The murky melee of conflict within conflict
Qatar and Turkey also have a role in the battlefields of Yemen. Both nations are inspired by the ideology of the Muslim Brotherhood, and both have joined the Yemeni Rally for Reform, an Islamist political group that shares the ideology of the Muslim Brotherhood.
Saudi-Emirati-Qatari-Turkish-backed military forces have been a prominent feature in the southern provinces.
Recently, the governor of Shabwah province, Muhammad bin Adyo, aligned to the Islamist Islah movement, was dismissed from his post by the Hadi government-in-exile in Riyadh, spurred on by Saudi Arabia.

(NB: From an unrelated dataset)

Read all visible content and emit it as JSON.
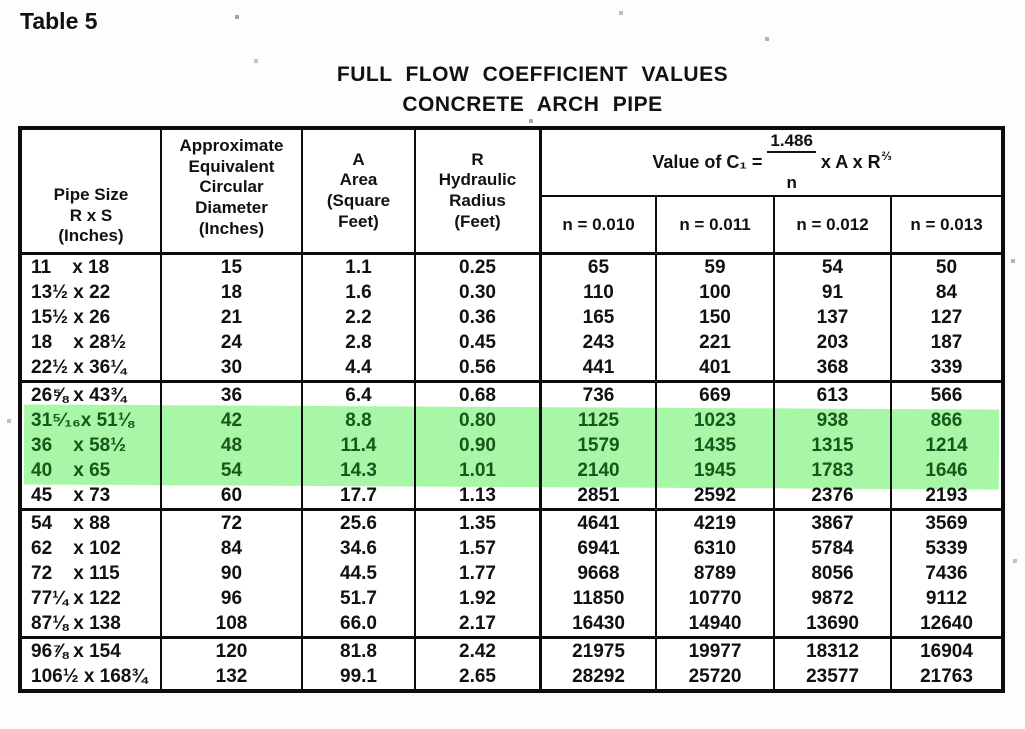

There were two reasons for the dismissal of Bin Adyo. The first was the failure to defend Shabwah against the Houthis. Three districts in the west of the province, namely Ain, Behan and Aslan, fell without resistance, making it easier for the Houthis to surround the areas south of Marib, and reach Al-Balq Mountain, Marib city’s last line of defense.
Then there was Bin Adyo’s criticism of the presence and influence of the UAE in Shabwah, especially in relation to the Balhaf gas facility in the Arabian Sea. This gas facility is under the control of the Shabwani and Emirati elite.
Meanwhile, the conflict over Balhaf has a local (north–south) dimension and a Saudi/Emirati versus Qatar dimension. This, despite the fact that Saudi Arabia and the UAE have very divergent interests themselves over the future of southern Yemen.
These military developments have prompted the UAE and Saudi Arabia, for the first time in years, to coordinate and cooperate after a period marked by major differences in military and political tactics, which sometimes resulted in a clash between their own military agents.
Saudi Arabia has also promised to place a deposit in the central bank in Aden, which is controlled by the Southern Transitional Council (STC), the UAE-imposed south Yemen government in Aden.
In return, the UAE has pushed its forces from the Giants Brigade to Shabwa in a mission aimed at strengthening its positions in areas under their control. The idea is, if the Houthis advance into the directorate of Harib – south of Marib – they will encounter major disruptions on those fronts.
For some, the conflict in Yemen can only end with an international peace conference that drafts a new constitution for Yemen. For others, the military onslaughts already underway will decide that peace.
Will Yemen be whole, or divided in two as in 1967-1990? The battle fought now in Marib will shed light on that answer in the months ahead.